# ironstock



## Hauntiholik (Jul 13, 2005)

Here's the link with the information you desire:
http://www.theironkingdom.com/Ironstock/

There rates are listed with Pre-April and post-April. Check out the pre-registration link.


----------



## evilbike (Oct 26, 2005)

my link took you right to the prices of registration. We went last year and it was free. Was just wandering why there is a charge for general admission this year. We only go on the Saturday of the weekend


----------



## Dr Ghastly (Apr 13, 2005)

The reason for the fee is that the fairgrounds cost money to rent and there are a lot of other costs involved in putting it together. Ironman and his wife are charitable people, but there is only so much economic burden they should bear.

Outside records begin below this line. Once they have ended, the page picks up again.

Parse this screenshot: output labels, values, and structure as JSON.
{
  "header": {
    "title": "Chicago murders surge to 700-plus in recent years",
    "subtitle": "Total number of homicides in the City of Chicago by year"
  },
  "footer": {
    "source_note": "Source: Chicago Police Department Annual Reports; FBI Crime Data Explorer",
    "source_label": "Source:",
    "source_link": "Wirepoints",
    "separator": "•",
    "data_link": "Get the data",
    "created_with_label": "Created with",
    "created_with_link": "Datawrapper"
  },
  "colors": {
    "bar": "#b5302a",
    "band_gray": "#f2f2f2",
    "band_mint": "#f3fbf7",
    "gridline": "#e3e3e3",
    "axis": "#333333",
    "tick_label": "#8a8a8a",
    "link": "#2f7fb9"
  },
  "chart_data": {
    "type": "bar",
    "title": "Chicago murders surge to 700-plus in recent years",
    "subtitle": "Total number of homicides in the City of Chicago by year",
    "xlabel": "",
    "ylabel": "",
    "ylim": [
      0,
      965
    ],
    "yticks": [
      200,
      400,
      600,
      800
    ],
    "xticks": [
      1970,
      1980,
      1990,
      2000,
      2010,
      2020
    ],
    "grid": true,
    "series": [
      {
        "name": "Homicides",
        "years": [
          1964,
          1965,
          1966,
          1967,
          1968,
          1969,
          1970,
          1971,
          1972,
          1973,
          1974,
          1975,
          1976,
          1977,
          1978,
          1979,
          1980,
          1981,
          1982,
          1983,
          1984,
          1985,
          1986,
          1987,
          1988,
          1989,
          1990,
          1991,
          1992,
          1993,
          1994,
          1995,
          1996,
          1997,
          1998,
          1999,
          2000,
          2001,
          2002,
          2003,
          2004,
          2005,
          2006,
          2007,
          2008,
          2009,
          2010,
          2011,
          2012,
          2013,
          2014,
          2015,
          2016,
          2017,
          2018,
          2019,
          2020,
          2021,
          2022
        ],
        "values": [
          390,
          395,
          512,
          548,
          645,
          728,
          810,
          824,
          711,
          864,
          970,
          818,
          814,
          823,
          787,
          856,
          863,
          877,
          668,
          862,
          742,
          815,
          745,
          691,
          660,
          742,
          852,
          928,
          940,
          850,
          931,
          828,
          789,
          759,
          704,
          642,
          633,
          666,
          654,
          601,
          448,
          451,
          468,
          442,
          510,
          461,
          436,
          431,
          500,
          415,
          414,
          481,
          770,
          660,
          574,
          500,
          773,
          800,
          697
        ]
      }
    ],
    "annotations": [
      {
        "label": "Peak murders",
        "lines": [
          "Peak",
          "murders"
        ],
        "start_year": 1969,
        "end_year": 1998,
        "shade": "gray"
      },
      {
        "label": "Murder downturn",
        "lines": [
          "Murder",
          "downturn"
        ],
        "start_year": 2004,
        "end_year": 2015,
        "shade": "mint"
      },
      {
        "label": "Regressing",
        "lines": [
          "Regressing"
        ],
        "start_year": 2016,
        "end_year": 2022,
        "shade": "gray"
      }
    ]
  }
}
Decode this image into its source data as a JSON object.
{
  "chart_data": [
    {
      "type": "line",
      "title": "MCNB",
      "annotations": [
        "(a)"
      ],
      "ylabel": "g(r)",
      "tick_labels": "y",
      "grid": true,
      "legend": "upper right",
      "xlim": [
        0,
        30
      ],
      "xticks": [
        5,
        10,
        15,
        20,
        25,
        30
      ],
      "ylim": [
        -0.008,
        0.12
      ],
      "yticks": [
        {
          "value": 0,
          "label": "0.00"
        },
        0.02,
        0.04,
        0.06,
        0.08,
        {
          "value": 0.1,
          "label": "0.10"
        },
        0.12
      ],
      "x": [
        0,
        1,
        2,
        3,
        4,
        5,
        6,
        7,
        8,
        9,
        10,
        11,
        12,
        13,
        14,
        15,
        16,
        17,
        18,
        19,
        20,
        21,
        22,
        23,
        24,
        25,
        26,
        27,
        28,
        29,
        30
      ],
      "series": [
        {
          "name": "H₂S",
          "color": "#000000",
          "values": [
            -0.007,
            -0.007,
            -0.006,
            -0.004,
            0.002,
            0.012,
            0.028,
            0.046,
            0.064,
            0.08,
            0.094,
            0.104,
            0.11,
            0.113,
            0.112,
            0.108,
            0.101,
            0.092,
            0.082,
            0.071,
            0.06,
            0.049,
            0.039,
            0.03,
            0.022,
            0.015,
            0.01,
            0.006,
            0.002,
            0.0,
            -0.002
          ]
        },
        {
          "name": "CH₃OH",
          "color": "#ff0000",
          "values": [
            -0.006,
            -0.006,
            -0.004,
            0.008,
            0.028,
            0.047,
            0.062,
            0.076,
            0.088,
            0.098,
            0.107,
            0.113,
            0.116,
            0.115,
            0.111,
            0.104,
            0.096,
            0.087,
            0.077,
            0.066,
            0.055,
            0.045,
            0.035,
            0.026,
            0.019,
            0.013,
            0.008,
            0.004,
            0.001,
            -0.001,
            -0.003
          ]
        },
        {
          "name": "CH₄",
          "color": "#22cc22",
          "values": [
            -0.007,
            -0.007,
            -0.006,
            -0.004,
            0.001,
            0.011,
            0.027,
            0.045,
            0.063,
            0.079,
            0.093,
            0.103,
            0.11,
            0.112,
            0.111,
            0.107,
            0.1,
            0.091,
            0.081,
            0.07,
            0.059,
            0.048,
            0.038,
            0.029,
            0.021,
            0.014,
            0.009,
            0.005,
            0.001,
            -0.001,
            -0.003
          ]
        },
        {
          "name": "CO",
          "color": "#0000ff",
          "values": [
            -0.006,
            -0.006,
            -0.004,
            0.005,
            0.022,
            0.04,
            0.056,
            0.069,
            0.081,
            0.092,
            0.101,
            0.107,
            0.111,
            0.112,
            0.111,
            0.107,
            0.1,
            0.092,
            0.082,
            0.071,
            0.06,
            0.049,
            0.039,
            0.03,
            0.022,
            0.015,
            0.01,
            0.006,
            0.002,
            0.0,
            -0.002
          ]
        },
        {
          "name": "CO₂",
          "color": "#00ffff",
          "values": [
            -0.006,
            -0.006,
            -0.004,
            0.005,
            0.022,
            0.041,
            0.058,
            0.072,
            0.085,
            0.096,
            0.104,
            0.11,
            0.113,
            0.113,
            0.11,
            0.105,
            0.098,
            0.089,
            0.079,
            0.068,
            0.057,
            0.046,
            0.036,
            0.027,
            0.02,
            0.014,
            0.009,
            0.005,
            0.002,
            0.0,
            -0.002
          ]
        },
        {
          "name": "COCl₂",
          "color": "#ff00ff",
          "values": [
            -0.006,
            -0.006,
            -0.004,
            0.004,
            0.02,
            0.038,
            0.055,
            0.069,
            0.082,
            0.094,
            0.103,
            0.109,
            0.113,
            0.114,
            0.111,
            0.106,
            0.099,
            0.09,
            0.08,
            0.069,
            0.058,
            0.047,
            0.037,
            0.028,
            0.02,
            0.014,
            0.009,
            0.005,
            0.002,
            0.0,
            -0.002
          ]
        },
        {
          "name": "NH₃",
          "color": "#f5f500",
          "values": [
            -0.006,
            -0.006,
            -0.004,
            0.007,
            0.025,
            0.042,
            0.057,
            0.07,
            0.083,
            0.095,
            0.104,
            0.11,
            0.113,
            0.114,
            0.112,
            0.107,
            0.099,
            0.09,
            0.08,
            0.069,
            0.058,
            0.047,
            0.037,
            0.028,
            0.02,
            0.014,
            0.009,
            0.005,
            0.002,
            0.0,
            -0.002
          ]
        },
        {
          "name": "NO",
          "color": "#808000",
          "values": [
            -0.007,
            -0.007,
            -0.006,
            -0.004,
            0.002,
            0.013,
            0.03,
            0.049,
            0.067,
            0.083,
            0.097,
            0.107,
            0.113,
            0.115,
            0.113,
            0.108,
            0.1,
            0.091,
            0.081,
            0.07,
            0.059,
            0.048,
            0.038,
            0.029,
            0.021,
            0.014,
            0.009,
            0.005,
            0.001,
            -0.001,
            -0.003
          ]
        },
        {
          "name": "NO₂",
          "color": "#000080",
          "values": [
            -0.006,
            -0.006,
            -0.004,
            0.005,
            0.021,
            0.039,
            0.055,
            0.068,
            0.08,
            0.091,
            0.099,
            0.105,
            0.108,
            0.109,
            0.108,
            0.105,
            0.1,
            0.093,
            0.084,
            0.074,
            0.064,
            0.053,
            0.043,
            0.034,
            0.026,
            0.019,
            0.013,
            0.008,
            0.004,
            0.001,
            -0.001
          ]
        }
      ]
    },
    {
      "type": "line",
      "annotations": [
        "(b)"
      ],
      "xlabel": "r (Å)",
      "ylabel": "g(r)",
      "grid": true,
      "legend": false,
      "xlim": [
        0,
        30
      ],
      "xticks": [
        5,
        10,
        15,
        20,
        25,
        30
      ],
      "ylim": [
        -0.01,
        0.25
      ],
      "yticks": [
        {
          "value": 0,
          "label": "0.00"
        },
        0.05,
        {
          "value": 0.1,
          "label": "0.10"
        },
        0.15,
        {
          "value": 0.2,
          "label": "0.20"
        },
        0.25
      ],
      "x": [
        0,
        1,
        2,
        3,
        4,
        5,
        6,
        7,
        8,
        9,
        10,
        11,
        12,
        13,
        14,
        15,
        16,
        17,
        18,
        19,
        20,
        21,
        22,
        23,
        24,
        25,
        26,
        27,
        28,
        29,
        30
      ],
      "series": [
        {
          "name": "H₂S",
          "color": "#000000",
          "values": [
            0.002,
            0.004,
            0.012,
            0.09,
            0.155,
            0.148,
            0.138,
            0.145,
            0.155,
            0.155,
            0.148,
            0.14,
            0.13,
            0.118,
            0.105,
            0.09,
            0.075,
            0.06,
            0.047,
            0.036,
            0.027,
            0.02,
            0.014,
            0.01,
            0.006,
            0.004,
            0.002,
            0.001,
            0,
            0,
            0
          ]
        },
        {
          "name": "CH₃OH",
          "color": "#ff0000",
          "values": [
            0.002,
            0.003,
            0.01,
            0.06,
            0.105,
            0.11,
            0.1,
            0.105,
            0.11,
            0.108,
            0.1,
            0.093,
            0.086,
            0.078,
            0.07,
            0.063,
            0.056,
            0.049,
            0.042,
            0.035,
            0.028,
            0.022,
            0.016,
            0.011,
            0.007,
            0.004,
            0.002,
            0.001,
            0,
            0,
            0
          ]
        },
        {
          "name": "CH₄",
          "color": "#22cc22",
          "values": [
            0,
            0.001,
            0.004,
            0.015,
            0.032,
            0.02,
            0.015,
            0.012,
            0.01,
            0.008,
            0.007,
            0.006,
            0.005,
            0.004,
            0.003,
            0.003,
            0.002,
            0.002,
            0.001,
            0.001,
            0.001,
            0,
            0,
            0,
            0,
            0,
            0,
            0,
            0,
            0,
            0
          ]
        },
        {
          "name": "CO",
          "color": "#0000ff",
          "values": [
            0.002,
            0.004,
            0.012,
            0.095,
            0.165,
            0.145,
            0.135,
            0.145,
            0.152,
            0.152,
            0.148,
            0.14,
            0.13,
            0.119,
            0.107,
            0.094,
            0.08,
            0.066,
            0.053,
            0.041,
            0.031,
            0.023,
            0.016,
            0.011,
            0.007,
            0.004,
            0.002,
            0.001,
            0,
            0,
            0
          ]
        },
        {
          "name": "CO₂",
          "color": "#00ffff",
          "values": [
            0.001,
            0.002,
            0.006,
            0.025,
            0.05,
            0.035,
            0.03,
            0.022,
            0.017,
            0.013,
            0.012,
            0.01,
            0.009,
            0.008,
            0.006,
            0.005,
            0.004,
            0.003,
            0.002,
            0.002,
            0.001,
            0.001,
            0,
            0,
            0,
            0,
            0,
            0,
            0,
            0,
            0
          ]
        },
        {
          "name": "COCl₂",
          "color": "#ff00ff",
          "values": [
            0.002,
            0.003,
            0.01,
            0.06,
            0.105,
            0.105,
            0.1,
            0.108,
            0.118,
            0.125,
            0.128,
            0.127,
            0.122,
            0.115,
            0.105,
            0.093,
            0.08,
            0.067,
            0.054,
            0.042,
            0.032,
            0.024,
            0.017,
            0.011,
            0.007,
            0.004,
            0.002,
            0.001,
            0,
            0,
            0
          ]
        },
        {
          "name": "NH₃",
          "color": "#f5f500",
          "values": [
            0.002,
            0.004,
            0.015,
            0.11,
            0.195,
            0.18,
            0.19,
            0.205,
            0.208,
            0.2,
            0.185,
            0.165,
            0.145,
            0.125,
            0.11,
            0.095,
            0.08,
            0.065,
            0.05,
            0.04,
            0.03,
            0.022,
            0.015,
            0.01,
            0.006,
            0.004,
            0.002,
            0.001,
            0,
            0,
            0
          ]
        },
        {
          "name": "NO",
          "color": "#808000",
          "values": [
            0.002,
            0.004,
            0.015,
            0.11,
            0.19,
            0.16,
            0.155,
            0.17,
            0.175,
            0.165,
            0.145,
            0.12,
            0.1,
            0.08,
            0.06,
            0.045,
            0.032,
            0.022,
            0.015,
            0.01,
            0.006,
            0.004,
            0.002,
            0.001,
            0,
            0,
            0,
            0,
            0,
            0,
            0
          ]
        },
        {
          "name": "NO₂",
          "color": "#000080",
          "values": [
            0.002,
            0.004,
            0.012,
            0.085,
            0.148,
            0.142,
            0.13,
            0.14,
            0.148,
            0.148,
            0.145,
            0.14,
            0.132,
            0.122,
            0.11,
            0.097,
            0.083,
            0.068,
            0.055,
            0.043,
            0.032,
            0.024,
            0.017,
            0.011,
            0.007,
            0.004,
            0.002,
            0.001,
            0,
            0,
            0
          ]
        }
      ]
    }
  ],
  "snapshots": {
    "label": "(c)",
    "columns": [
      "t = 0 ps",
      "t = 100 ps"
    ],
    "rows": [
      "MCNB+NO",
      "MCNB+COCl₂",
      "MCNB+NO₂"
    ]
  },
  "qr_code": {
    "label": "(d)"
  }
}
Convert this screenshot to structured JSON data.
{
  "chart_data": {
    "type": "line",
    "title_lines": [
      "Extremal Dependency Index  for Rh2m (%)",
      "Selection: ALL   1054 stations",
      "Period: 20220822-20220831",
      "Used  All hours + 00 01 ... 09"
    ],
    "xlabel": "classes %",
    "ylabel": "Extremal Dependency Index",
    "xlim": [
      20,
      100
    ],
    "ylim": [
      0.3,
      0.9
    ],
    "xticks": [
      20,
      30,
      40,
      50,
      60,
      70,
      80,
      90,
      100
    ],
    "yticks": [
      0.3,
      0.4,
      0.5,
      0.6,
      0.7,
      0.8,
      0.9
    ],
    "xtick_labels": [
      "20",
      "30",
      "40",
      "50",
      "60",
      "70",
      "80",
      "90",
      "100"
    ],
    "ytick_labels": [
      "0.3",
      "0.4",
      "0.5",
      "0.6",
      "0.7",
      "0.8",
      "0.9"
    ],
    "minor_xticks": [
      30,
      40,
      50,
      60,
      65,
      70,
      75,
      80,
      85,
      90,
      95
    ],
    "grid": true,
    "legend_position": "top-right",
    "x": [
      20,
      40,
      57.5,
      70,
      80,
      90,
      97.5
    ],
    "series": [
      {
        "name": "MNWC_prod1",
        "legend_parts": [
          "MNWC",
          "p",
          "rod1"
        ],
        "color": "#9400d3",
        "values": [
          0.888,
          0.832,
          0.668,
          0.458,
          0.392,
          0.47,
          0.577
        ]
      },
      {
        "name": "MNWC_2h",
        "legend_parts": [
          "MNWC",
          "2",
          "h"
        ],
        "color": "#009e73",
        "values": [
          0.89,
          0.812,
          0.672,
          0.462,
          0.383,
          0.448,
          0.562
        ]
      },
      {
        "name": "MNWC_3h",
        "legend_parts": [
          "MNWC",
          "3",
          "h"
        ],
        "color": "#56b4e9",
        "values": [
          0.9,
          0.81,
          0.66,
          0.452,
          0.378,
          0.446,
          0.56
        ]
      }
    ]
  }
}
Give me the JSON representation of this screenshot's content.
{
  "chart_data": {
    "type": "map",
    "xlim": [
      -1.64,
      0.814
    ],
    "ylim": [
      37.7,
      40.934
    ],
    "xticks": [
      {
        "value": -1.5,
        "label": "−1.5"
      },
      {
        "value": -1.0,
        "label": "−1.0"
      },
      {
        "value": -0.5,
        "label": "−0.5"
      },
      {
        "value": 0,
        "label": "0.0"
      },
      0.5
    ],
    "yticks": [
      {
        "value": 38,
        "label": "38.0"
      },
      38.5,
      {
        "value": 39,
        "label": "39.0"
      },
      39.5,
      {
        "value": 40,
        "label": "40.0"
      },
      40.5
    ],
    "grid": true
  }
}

BTW, for anyone looking to stay in a hotel, the reserved block of rooms at the Ramada are already sold out and there is a waiting list. The Ramada is where you want to be.

However, you might try booking a room online instead of calling the local number (hint, hint).


----------



## Dr Ghastly (Apr 13, 2005)

BTW, IMHO, $10 is still a great deal, even for just one day.


----------



## Frighteners Entertainment (Mar 14, 2006)

Yes, $10 for one day or the whole weekend, including the seminars is Great!

You can't find a better way to spend the day.

Please stop by my booth and say Hi


----------



## turtle2778 (May 22, 2006)

You can still get rooms at the HOLIDAY INN but you have to say ur with ironstock. They had 20 left last night when i got mine. This will be my first IS and i plan on attending HauntX this Feb. Just the price itself was enought to get me to go. $10 is CHEAP. Im paying 50 for hauntx and having to fly out there and spend 100 bucks a night for the hotel. Im very happy there are places like IS to make halloween fun available for all budgets. THANKS IRONMAN


----------



## bodybagging (Nov 18, 2003)

Speaking of Seminars be sure to Catch Our Xtreme Haunt FX demo!!!!!!


----------



## IshWitch (May 19, 2006)

The all inclusive ticket for Hauntcon this year is $200! I know that is for complete VIP privileges, but even at their regular rate for the weekend, this is a steal!

Hmmmmm, planned on going to Hauntcon but didn't consider Ironstock, I will have to go check it out. I don't know how many trips I can fit into this year!
But I'm gonna try!


----------